Fourier transform of a function $f$ is the function $\mathscr{F}f$ defined by \begin{eqnarray} \mathscr{F}f(\omega) = \frac{1}{2\pi} \int_{-\infty}^\infty f(t) e^{-i\omega t} dt \ . \end{eqnarray} Fourier integral is any integral of the form \begin{eqnarray} \int_{-\infty}^\infty y(\omega) e^{i\omega t} d\omega \ . \end{eqnarray} Fourier integral of a function $f$ is any Fourier integral, that satisfies \begin{eqnarray} x(t) = \int_{-\infty}^\infty y(\omega) e^{i \omega t} d\omega \ . \end{eqnarray} You can choose $y=\mathscr{F}x$ to find a suitable $y$.

The Fourier transform is usually defined with an expression such that it has to exist everywhere. Also the Fourier integral have to exist everywhere if we want the Fourier inversion theorem to be true. For simplicity this is usually shown using the assumption $\mathscr{F}f \in L^1$.

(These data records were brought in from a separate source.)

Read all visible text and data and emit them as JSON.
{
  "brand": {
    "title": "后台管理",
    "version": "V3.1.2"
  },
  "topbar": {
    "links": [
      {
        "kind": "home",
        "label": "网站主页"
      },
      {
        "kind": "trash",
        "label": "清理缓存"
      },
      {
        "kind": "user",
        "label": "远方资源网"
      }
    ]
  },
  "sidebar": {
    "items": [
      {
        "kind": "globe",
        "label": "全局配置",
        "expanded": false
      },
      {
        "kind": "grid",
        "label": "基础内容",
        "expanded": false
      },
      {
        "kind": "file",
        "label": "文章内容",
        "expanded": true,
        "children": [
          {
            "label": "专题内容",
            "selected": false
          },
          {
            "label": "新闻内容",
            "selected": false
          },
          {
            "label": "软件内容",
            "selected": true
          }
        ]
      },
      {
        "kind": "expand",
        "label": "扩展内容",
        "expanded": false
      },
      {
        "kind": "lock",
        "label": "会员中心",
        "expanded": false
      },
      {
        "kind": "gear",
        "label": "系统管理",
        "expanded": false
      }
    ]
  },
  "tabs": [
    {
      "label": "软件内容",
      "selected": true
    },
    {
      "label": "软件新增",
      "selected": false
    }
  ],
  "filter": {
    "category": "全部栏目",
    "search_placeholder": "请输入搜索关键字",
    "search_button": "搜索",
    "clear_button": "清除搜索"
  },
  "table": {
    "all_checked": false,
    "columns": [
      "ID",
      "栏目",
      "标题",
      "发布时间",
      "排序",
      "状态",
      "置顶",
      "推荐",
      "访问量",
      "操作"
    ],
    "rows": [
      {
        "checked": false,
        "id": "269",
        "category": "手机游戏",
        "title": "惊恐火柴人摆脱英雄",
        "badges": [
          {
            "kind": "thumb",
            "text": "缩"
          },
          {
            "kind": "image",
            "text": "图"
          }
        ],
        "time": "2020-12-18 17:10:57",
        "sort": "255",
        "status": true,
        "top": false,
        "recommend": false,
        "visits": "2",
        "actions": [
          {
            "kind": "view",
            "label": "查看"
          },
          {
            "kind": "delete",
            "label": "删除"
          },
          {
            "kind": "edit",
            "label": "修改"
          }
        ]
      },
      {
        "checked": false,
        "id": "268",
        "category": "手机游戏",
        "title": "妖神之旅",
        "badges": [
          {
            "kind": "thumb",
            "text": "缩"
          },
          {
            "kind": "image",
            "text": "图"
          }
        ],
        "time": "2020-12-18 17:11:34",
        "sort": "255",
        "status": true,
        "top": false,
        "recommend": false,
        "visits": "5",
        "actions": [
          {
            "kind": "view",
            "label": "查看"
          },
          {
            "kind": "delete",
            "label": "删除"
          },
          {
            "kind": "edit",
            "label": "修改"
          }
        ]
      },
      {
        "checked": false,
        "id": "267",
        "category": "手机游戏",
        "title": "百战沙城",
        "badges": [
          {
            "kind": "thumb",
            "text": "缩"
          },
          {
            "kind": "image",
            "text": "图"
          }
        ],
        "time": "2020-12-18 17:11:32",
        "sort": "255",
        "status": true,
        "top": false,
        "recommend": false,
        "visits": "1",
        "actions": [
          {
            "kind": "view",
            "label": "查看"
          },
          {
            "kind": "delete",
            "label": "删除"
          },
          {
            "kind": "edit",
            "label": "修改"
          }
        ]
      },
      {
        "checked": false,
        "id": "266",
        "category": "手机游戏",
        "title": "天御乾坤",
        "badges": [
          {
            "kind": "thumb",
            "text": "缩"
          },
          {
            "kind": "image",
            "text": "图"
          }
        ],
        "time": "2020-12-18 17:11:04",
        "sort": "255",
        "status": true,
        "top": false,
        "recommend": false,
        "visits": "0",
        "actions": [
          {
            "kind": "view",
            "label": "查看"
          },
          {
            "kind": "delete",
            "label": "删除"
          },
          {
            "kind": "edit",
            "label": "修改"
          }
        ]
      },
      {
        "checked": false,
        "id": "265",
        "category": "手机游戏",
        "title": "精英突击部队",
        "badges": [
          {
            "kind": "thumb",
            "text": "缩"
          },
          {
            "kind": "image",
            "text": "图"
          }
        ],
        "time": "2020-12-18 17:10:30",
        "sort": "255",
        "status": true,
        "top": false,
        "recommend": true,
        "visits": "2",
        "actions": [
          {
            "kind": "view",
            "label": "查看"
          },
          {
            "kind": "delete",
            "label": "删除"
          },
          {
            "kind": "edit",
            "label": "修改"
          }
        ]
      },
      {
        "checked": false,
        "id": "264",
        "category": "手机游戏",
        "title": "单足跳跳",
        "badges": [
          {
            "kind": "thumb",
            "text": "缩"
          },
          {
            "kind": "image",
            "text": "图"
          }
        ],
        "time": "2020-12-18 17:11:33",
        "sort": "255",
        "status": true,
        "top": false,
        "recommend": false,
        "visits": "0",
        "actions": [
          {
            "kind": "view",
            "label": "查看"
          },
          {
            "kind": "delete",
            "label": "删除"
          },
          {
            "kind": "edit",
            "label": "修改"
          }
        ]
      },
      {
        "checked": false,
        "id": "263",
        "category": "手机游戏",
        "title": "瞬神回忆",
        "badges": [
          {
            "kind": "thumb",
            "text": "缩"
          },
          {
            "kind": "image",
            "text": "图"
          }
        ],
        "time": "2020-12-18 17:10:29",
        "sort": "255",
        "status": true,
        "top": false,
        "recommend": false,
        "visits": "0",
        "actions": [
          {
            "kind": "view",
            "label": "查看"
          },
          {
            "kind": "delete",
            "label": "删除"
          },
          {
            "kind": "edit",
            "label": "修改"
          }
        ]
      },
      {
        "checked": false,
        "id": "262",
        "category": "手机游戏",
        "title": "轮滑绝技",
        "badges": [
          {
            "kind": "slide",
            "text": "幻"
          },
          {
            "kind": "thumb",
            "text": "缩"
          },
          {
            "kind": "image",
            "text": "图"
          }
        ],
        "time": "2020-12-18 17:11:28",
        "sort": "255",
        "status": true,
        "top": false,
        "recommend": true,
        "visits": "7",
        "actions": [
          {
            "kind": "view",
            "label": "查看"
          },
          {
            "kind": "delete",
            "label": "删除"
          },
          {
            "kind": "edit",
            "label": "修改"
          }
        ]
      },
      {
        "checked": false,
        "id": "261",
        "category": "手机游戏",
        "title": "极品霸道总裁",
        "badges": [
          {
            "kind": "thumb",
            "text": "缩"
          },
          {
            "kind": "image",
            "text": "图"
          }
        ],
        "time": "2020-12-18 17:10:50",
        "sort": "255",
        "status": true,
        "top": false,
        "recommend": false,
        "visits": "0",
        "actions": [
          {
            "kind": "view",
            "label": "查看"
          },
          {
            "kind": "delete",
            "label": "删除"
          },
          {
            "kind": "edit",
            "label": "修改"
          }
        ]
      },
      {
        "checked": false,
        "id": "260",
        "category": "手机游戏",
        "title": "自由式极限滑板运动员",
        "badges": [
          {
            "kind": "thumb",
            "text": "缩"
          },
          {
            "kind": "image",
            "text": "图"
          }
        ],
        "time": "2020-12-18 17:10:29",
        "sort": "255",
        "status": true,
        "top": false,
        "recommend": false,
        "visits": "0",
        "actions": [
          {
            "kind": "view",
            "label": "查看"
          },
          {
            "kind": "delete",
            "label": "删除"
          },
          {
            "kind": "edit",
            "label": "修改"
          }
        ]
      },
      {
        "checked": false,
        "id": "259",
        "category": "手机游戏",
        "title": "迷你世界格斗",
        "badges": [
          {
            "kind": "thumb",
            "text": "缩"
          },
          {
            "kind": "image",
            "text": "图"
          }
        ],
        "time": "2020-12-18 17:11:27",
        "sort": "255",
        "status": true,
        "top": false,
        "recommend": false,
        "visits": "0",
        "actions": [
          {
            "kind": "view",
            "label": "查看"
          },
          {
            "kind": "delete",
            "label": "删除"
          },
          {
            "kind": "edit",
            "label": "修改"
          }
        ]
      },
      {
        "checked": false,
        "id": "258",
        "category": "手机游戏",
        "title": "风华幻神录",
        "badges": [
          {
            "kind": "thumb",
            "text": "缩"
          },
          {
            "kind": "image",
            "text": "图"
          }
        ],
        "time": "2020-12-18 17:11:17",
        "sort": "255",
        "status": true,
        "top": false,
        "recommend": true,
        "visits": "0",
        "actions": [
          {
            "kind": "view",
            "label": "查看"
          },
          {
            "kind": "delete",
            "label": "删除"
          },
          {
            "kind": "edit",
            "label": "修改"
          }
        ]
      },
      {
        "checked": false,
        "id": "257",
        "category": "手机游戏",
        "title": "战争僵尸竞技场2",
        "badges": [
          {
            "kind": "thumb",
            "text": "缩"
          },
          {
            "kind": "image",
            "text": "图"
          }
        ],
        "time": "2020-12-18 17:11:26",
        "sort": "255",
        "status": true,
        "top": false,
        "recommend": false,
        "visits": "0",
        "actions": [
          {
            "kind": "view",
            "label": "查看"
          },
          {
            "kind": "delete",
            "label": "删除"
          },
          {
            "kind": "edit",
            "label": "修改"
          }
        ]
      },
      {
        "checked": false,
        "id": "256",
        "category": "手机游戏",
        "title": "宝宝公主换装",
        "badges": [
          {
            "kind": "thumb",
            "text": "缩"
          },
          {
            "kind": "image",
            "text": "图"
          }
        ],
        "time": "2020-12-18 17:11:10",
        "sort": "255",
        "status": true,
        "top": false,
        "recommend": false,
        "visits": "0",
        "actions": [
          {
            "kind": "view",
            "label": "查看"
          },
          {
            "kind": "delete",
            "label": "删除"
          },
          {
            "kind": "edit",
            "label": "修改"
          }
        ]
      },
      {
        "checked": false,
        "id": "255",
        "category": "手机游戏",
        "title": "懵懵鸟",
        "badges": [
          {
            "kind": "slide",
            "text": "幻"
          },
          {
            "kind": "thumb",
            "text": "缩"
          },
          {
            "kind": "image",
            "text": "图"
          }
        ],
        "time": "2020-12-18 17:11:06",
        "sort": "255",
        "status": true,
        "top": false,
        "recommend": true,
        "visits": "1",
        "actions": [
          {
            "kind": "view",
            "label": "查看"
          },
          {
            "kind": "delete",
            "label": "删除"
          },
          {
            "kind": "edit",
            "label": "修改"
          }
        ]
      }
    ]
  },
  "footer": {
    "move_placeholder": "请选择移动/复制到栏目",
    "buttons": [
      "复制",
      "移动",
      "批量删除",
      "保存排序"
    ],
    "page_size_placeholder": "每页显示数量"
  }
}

The Fourier integral $$x(t) = \lim_{M \rightarrow \infty} \int_{-M}^M y(\omega) e^{i\omega t} d\omega$$ has the advantage that it converges everywhere if $y=\mathscr{F}x$ and $x(t) = \mu(t) e^{-t}$, where $\mu(t)$ is the step function. However, the integral converges to the value $\frac{1}{2}(f(x+)+f(x-))$ at $0$, where $f(x+) = \lim_{t\rightarrow x^+} f(t)$ and $f(x-) = \lim_{t \rightarrow x-} f(t)$. The form has also another advantage: the residue theorem can be easily applied. However the integral is a Cauchy principal value integral and not necessarily for example an improper Riemann-integral of the first kind.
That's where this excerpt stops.